Everyone knows the term ‘Pavlovian reflex’. The Russian physician and physiologist Ivan Petrovič Pavlov managed to train a dog to have a conditioned reflex by replacing the original stimulus with another one and thus conditioning the dog.
I think you are wondering what this has to do with the work of an author who writes mostly thrillers, set in a rural area near Berlin which has been transformed from swamp to inhabitable land through countless canals.
Many creative people in science and culture have rituals to tap their inner sources. Friedrich von Schiller became intoxicated with the ethylene of rotten apples. The author Eva Menasse says she works at exactly the same desk in the Berlin State Library at exactly the same time every day, to name just two examples.
There are authors who need absolute silence and others, the hustle and bustle of a café to find the stories inside them. I myself walk, though not outside, but at my desk. This may sound strange, but it's quite simple if, like me, you have a desk that consists of a treadmill and a desk high enough to stand at it. In short: I type while walking!
For my book Verfehlt,
published by Aufbau Verlag Berlin in April 2021, I covered pretty much
exactly nine hundred and sixty kilometres. In comparison: It's five
hundred and sixty-two kilometres from my hometown in the Ruhr to
Lübbenau, the setting of my stories.
Over time I have noticed that it makes a difference whether I write sitting down or walking. With the former, I find it much harder to get into a workflow. I believe, this has to do with the Pavlovian reflex I mentioned at the beginning, but also with the special way our brains work. Albert Einstein once said that without his daily walks he would not have been able to develop the theory of relativity.
Our right brain hemisphere controls the left side of our body, and conversely, the left hemisphere is responsible for the right side. When we walk, both of them are active made possible by a lively exchange between the two halves of the brain. But of course our brain not only moves us, it also lets us experience the world with the help of our sensory organs. The left hemisphere is responsible for language and abstract thinking, while the right hemisphere processes spatial thinking and pictorial connections.
As an author, I work with words and images. My workspace is more than five hundred kilometres away from where my novels are set. For Verfehlt, I visited the Spreewald Festival in the city of Lübbenau in the summer of 2019, because that's where and when the story begins. I wrote the book in 2020. Like most of my colleagues, I took photos and talked to people.
But what's really important is my inner movie. I have to find words for these images inside my head, and I notice with every book I write on my treadmill that it is much easier for me to find these words while walking.

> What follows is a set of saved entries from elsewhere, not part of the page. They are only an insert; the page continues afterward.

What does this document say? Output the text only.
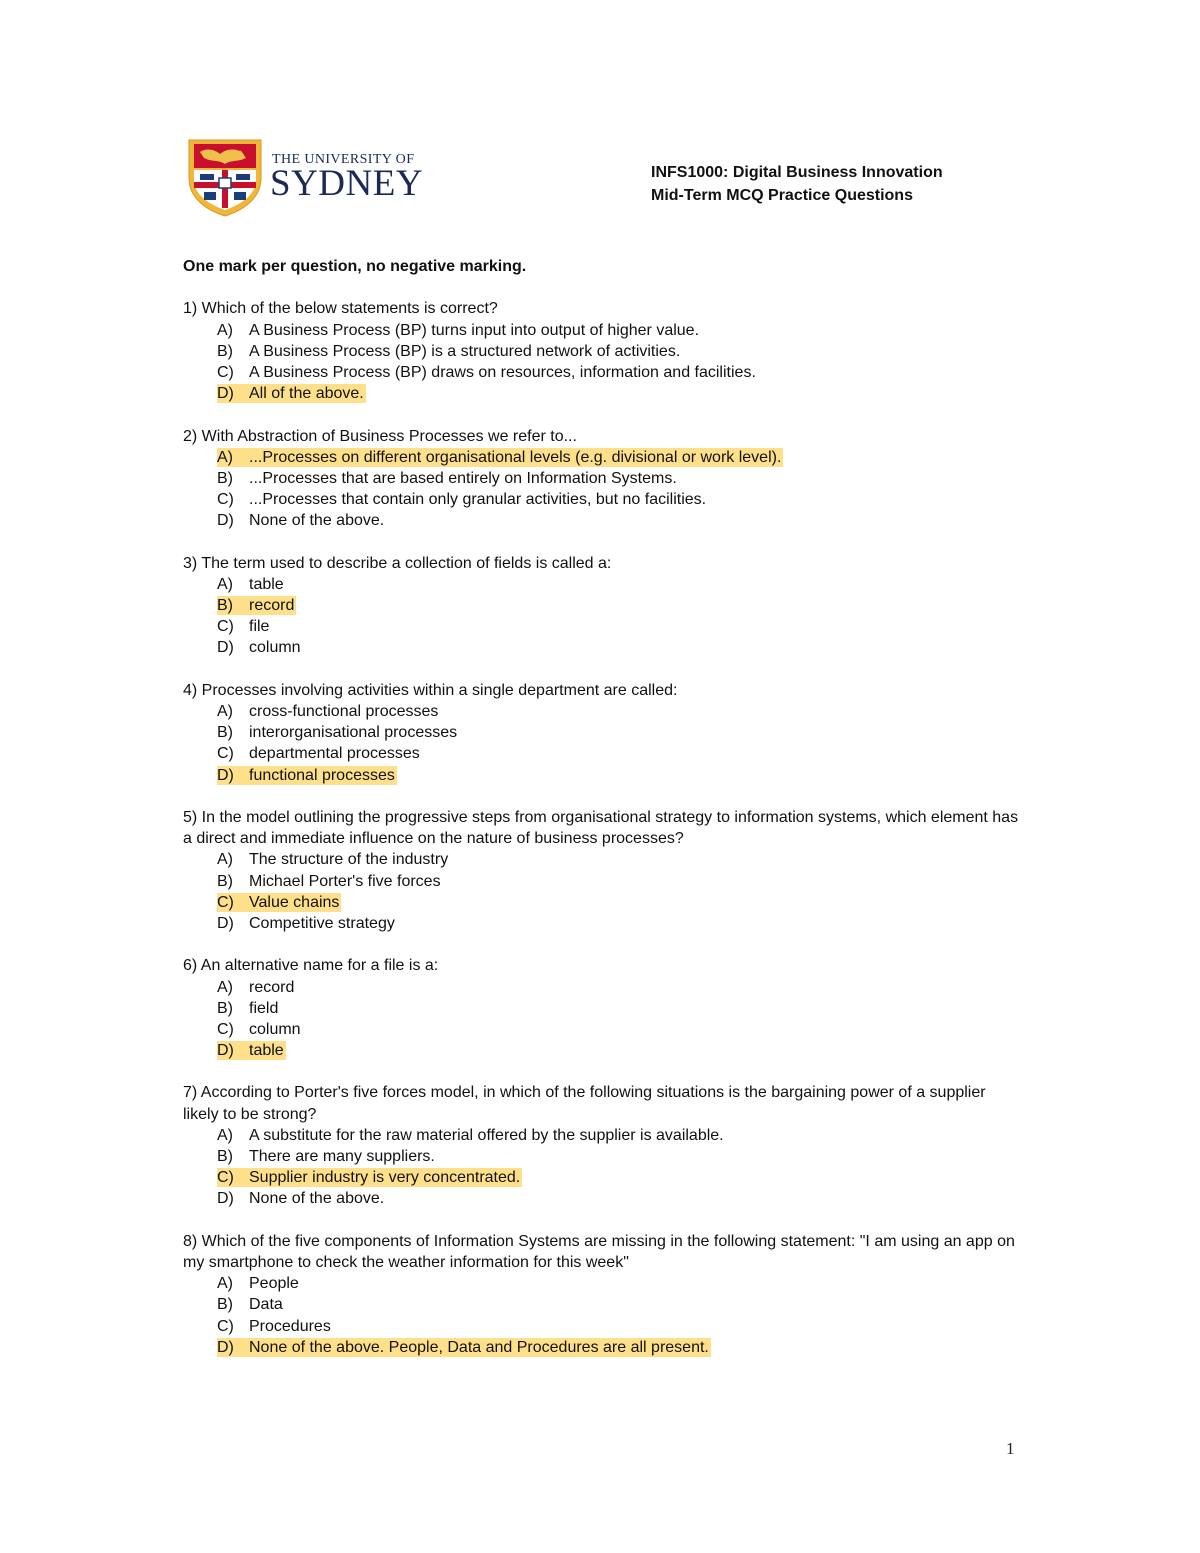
THE UNIVERSITY OF
SYDNEY	INFS1000: Digital Business Innovation
Mid-Term MCQ Practice Questions
One mark per question, no negative marking.
1) Which of the below statements is correct?
A) A Business Process (BP) turns input into output of higher value.
B) A Business Process (BP) is a structured network of activities.
C) A Business Process (BP) draws on resources, information and facilities.
D) All of the above.
2) With Abstraction of Business Processes we refer to...
A) ...Processes on different organisational levels (e.g. divisional or work level).
B) ...Processes that are based entirely on Information Systems.
C) ...Processes that contain only granular activities, but no facilities.
D) None of the above.
3) The term used to describe a collection of fields is called a:
A) table
B) record
C) file
D) column
4) Processes involving activities within a single department are called:
A) cross-functional processes
B) interorganisational processes
C) departmental processes
D) functional processes
5) In the model outlining the progressive steps from organisational strategy to information systems, which element has a direct and immediate influence on the nature of business processes?
A) The structure of the industry
B) Michael Porter's five forces
C) Value chains
D) Competitive strategy
6) An alternative name for a file is a:
A) record
B) field
C) column
D) table
7) According to Porter's five forces model, in which of the following situations is the bargaining power of a supplier likely to be strong?
A) A substitute for the raw material offered by the supplier is available.
B) There are many suppliers.
C) Supplier industry is very concentrated.
D) None of the above.
8) Which of the five components of Information Systems are missing in the following statement: "I am using an app on my smartphone to check the weather information for this week"
A) People
B) Data
C) Procedures
D) None of the above. People, Data and Procedures are all present.
1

An Austrian political folk rock band, famous in the seventies of the last century, sang: We learn by moving forward. For me it should rather be called: I write while moving forward. Because one thing is certain. There is no going back on a treadmill. That is why Verfehlt is by no means the last book in the series about my Inspector Klaudia Wagner and I am already looking forward to every step ahead.

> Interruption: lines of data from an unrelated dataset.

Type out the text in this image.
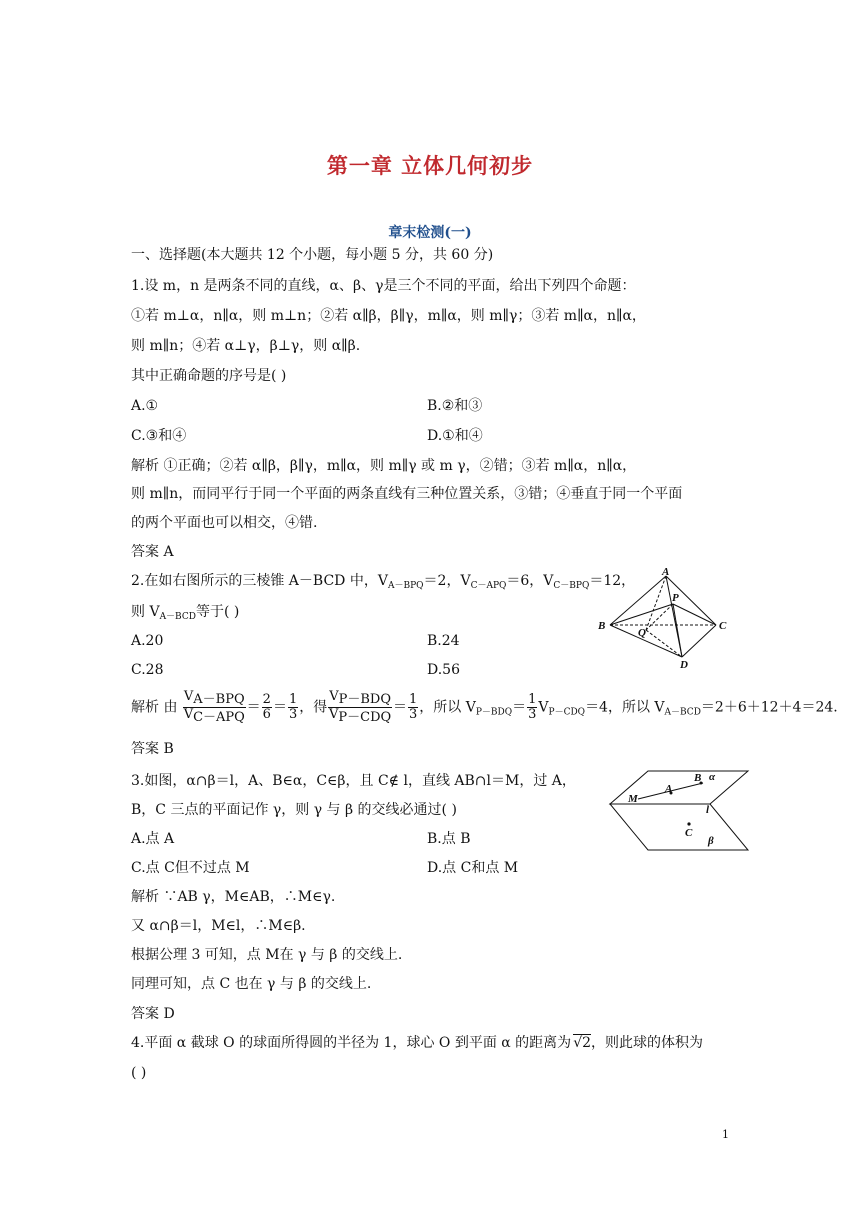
第一章 立体几何初步
章末检测(一)
一、选择题(本大题共 12 个小题，每小题 5 分，共 60 分)
1.设 m，n 是两条不同的直线，α、β、γ是三个不同的平面，给出下列四个命题：
①若 m⊥α，n∥α，则 m⊥n；②若 α∥β，β∥γ，m∥α，则 m∥γ；③若 m∥α，n∥α，
则 m∥n；④若 α⊥γ，β⊥γ，则 α∥β.
其中正确命题的序号是( )
A.①	B.②和③
C.③和④	D.①和④
解析 ①正确；②若 α∥β，β∥γ，m∥α，则 m∥γ 或 m γ，②错；③若 m∥α，n∥α，
则 m∥n，而同平行于同一个平面的两条直线有三种位置关系，③错；④垂直于同一个平面
的两个平面也可以相交，④错.
答案 A
2.在如右图所示的三棱锥 A－BCD 中，$V_{A-BPQ}=2$，$V_{C-APQ}=6$，$V_{C-BPQ}=12$，
则 $V_{A-BCD}$等于( )
A.20	B.24
C.28	D.56
解析 由 $\frac{\text{VA－BPQ}}{\text{VC－APQ}} = \frac{2}{6} = \frac{1}{3}$ ，得 $\frac{\text{VP－BDQ}}{\text{VP－CDQ}} = \frac{1}{3}$ ，所以 $V_{P-BDQ}= \frac{1}{3} V_{P-CDQ}=4$，所以 $V_{A-BCD}=2+6+12+4=24$.
答案 B
A
B	C
D
P
Q
3.如图，α∩β＝l，A、B∈α，C∈β，且 C∉ l，直线 AB∩l＝M，过 A，
B，C 三点的平面记作 γ，则 γ 与 β 的交线必通过( )
A.点 A	B.点 B
C.点 C但不过点 M	D.点 C和点 M
解析 ∵AB γ，M∈AB，∴M∈γ.
又 α∩β＝l，M∈l，∴M∈β.
根据公理 3 可知，点 M在 γ 与 β 的交线上.
同理可知，点 C 也在 γ 与 β 的交线上.
答案 D
M
A
B α
l
C
β
4.平面 α 截球 O 的球面所得圆的半径为 1，球心 O 到平面 α 的距离为 √2，则此球的体积为
( )
1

Christiane Dieckerhoff has two children, already grown up. In her first life, she was a paediatric nurse in charge of a premature baby unit. After more than thirty years in the profession and her first successful publications in 2016, she took the plunge into living as an author on the northern edge of the Ruhr region. She is sure that she will thus be spared a stomach ulcer but will have many rich experiences in fields she has yet to discover. As Christiane Dieckerhoff she writes mainly crime novels set in the idyllic Spreewald region, as Anne Breckenridge she turns to historical novels. She writes romance novels under pseudonyms such as Nelly Fehrenbach.